Etan Patz's alleged killer confessed to murder years ago, but church group, relatives told no one

Pedro Hernandez's wife Rosemary (r.) and daughter Becky leave their Maple Shade, N.J. home escorted by police officer.


Pedro Hernandez confessed decades ago to his church prayer group that he had strangled a boy — but no one, including his relatives and a spiritual leader, reported it to authorities.

His sister, Milagros Hernandez, 45, of Camden, N.J., revealed the family secret to the Daily News on Sunday — and on behalf of the 12 Hernandez brothers and sisters apologized to the parents of the 6-year-old boy he says he killed, Etan Patz.

“We are deeply sorry to the family if our brother had anything to do with this, and we are praying for them — that somehow they can find peace,” she said.

She recounted to The News how she had heard from an older sibling years ago that Pedro, in the 1980s, had confessed to a church prayer group that he had killed a child.

No one went to the cops or investigated his claim further, she said.

“The family stopped talking about it. It was like they just put it away and no one wanted to pay attention to it anymore,” she said.

The New York Times reported Sunday that Hernandez made his startling confession at St. Anthony of Padua, a Catholic church in Camden, N.J.

“He confessed to the group,” Thomas Rivera, who led the parish’s prayer meetings at the time, told the paper.

Rivera, 76, who was questioned by NYPD detectives last week and asked to keep quiet, said he did not contact police “because (Hernandez) did not confess to me” in a one-on-one setting, the paper reported.

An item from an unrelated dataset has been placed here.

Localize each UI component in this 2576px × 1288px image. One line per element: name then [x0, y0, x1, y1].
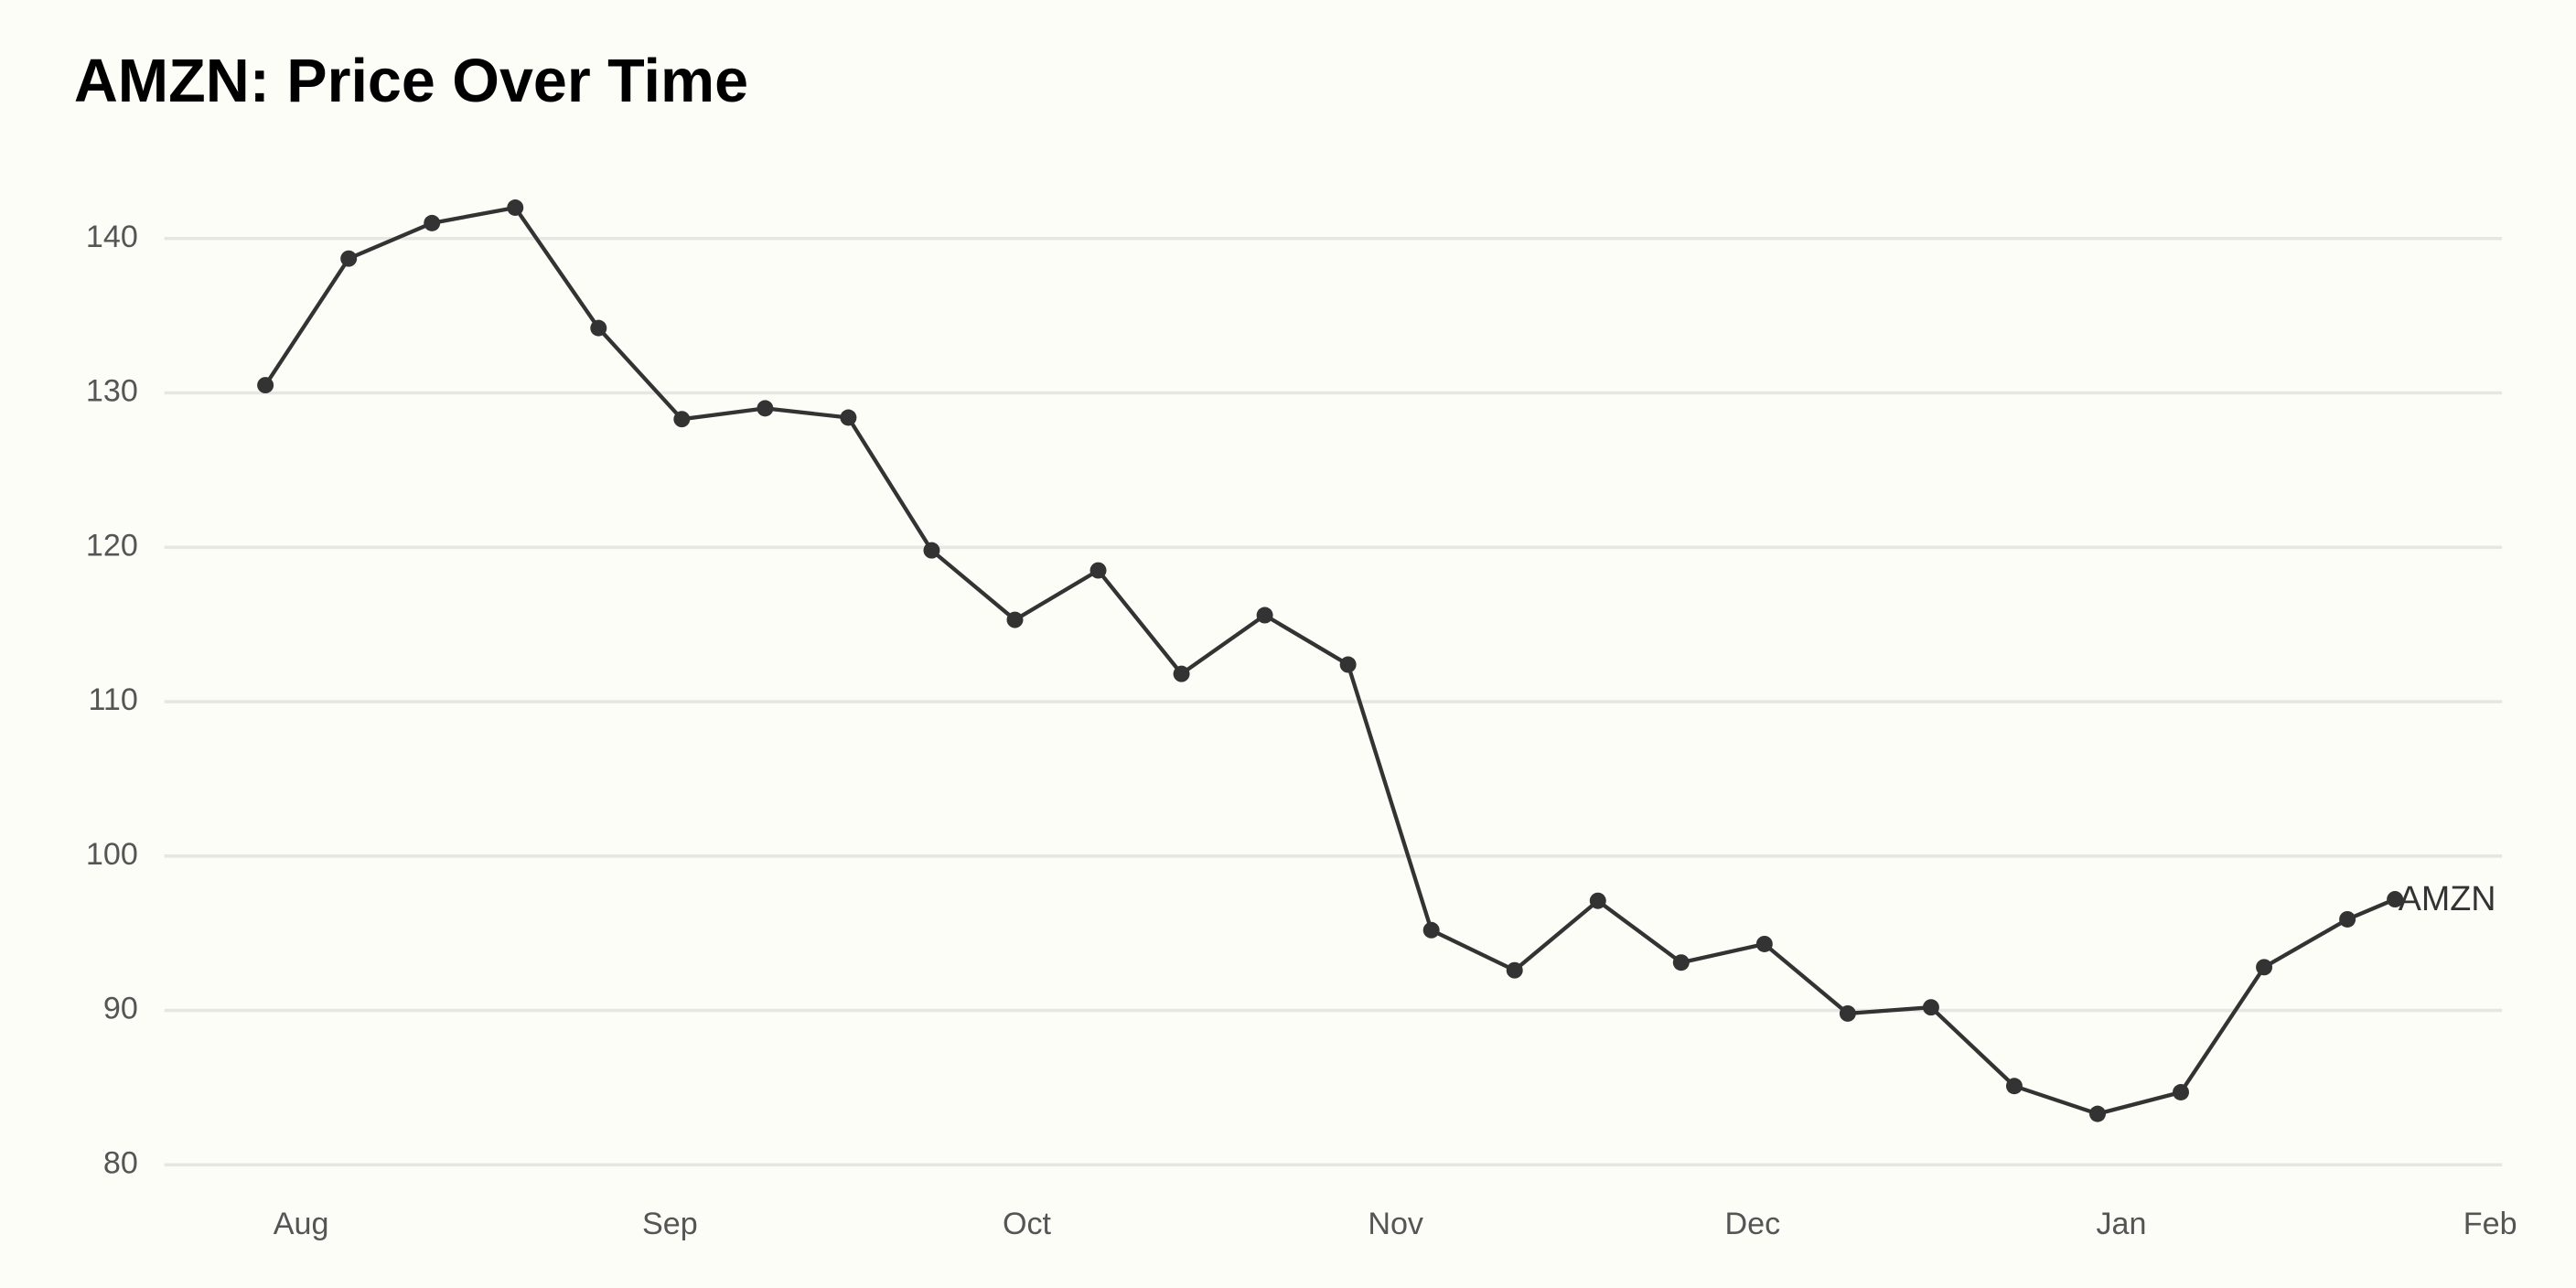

Hernandez’s confession back then, when he was in his 20s, could be used by detectives to corroborate his recent admission to being Etan’s killer — which has been shrouded in doubt by his diagnoses of bipolar disorder and schizophrenia.

Pedro Hernandez, who was an 18-year-old SoHo bodega stock boy in 1979 when Etan vanished, told cops last week that he killed the child on a sudden urge. Now 51 and unemployed, he was charged Friday with second-degree murder, despite questions about his mental state and a lack of physical evidence linking him to the boy.

His wife and daughter — reeling from his arrest in a sensational cold-case from 33 years ago — now fear they will become pariahs.

Rosemary and Becky Hernandez weren’t in their usual second-row seats for Sunday services at their Pentecostal church, but the flock prayed for them.

“The size of the shock, you have the idea (they must think), ‘Will people still love us?’ ” said the Rev. George Bowen, pastor of the Maranatha Christian Fellowship church in Moorestown, N.J.